Guy Sims Fitch was created by the United States Information Agency (USIA), America’s official news distribution service for the rest of the world.
But even when USIA peddled its own version of the truth, the propaganda agency wasn’t always using the most, let’s say, truthful of methods. Their use of Guy Sims Fitch—a fake person whose opinions would be printed in countries like Brazil, Germany, and Australia, among others—served the cause of America’s version of the truth against Communism during the Cold War, even if Fitch’s very existence was a lie.
Sometimes Fitch would appear more transparently as a voice of the United States Information Agency.
The USIA was ostensibly an independent organization, not beholden to any intelligence organization of the US government. But scholars of the Cold War have found plenty of evidence to contradict this idea in the years since USIA was folded. We now know that USIA and the CIA worked together quite explicitly on a number of different projects to influence public opinion in foreign countries.
I recently filed a Freedom of Information Act request with the CIA to get more information about Guy Sims Fitch, this fictional character that journalists and editors of the USIA would use to promote American economic interests abroad.

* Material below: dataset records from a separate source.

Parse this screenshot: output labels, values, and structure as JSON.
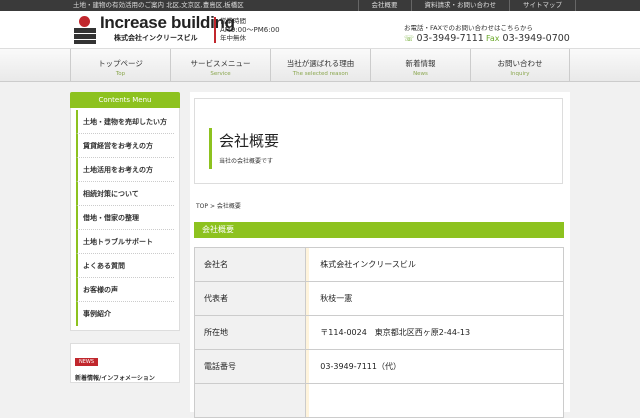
{
  "topbar": {
    "tagline": "土地・建物の有効活用のご案内 北区,文京区,豊島区,板橋区",
    "links": [
      "会社概要",
      "資料請求・お問い合わせ",
      "サイトマップ"
    ]
  },
  "header": {
    "logo_name": "Increase building",
    "logo_sub": "株式会社インクリースビル",
    "hours_label": "営業時間",
    "hours_time": "AM9:00～PM6:00",
    "hours_note": "年中無休",
    "contact_lead": "お電話・FAXでのお問い合わせはこちらから",
    "tel": "03-3949-7111",
    "fax_label": "Fax",
    "fax": "03-3949-0700"
  },
  "nav": [
    {
      "ja": "トップページ",
      "en": "Top"
    },
    {
      "ja": "サービスメニュー",
      "en": "Service"
    },
    {
      "ja": "当社が選ばれる理由",
      "en": "The selected reason"
    },
    {
      "ja": "新着情報",
      "en": "News"
    },
    {
      "ja": "お問い合わせ",
      "en": "Inquiry"
    }
  ],
  "sidebar": {
    "title": "Contents Menu",
    "items": [
      "土地・建物を売却したい方",
      "賃貸経営をお考えの方",
      "土地活用をお考えの方",
      "相続対策について",
      "借地・借家の整理",
      "土地トラブルサポート",
      "よくある質問",
      "お客様の声",
      "事例紹介"
    ],
    "news_badge": "NEWS",
    "news_link": "新着情報/インフォメーション"
  },
  "main": {
    "title": "会社概要",
    "subtitle": "当社の会社概要です",
    "breadcrumb_home": "TOP",
    "breadcrumb_sep": ">",
    "breadcrumb_current": "会社概要",
    "section_heading": "会社概要",
    "rows": [
      {
        "key": "会社名",
        "value": "株式会社インクリースビル"
      },
      {
        "key": "代表者",
        "value": "秋枝一憲"
      },
      {
        "key": "所在地",
        "value": "〒114-0024　東京都北区西ヶ原2-44-13"
      },
      {
        "key": "電話番号",
        "value": "03-3949-7111（代）"
      },
      {
        "key": "",
        "value": ""
      }
    ]
  }
}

So instead of just giving me documents about the use of that name by the USIA, the CIA has instead decided to play games with me. They’ve asked that I submit verification of identity for the editors and journalists who wrote under the name Guy Sims Fitch in the 1950s and 60s, along with documents showing that those people consent to having their information made public. And in the case of any editors who wrote under Guy Sims Fitch who might be dead, I’m supposed to submit proof of death. Unfortunately, I don’t have a list of government agents from the 1950s that wrote under the name Guy Sims Fitch. I was kind of hoping that the CIA would fill me in on that. Or, at the very least, tell me a bit more about why they were using fake people to support causes that presumably real people could have written about.
The first that I heard about Guy Sims Fitch was in a fascinating book about the history of the USIA. Wilson P. Dizard Jr., a former employee of USIA, mentions Guy Sims Fitch almost as an aside in his 2004 book Inventing Public Diplomacy.